Chapters 5 and 6 offer potential solutions to this problem by moving from these critiques toward affirming practices that would respect, include, and support autistic church members. Macaskill attempts to find biblical language that makes space for the possibility of growth without insisting that an autistic person merely “camouflage” his condition or conform to social patterns that do not conduce to his flourishing (156-157). The sensory, social, language, and behavioral traits associated with autism (detailed with sensitivity and tact in the first chapter) may be experienced by some autistic people as non-disabling (and even preferable to neuro-typicality), but chapter 5 focuses on conditions that are profoundly (and often invisibly) disabling: depression, addiction, and anxiety. Chapter 6 offers specifically Christian practices of church-being, though these are, again, embedded in a decidedly evangelical framework.
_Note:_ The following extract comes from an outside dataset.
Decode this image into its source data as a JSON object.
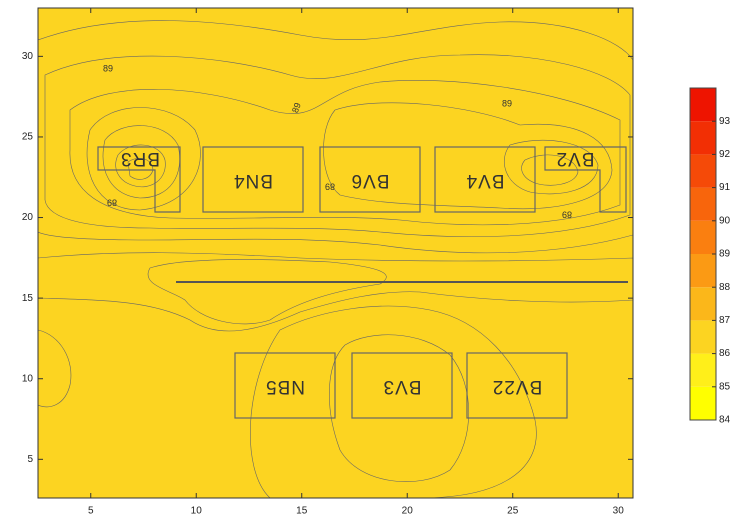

Whether and how a non-verbal person might be recognized as having faith and/or being saved (164-170), the usefulness of scripted prayers and lectionaries (174-175)—these issues are well-theorized and -practiced in other traditions, and the rigorous focus on biblical warrants for suggested practices is unlikely to commend itself to those who recognize other warrants for pastoral practice. (On the other hand, it could offer a useful corrective for those who assume that the New Testament has nothing to offer on these matters.)
Macaskill’s interlocutors are primarily those working at the intersection of Bible and disability (Saul Olyan, Amos Yong) and theology and disability (Brian Brock, Nancy Eiesland). Other profitable conversation partners—Hans Reinders, Martha Nussbaum, Eva Feder Kittay, Mike Oliver, Deborah Creamer—were perhaps too far outside his field to seem worth including (?). Disability studies is a fairly young field with a smaller and less defined canon than other more established subdisciplines in religion (systematics, biblical studies, bioethics, liturgical studies, etc.). Still, scholars in those more established subdisciplines exploring the intersection of those disciplines and the discipline of disability studies are producing interesting and vital work, and Macaskill certainly does so here.
Sarah Conrad Sours is associate professor of religion at Huntingdon College.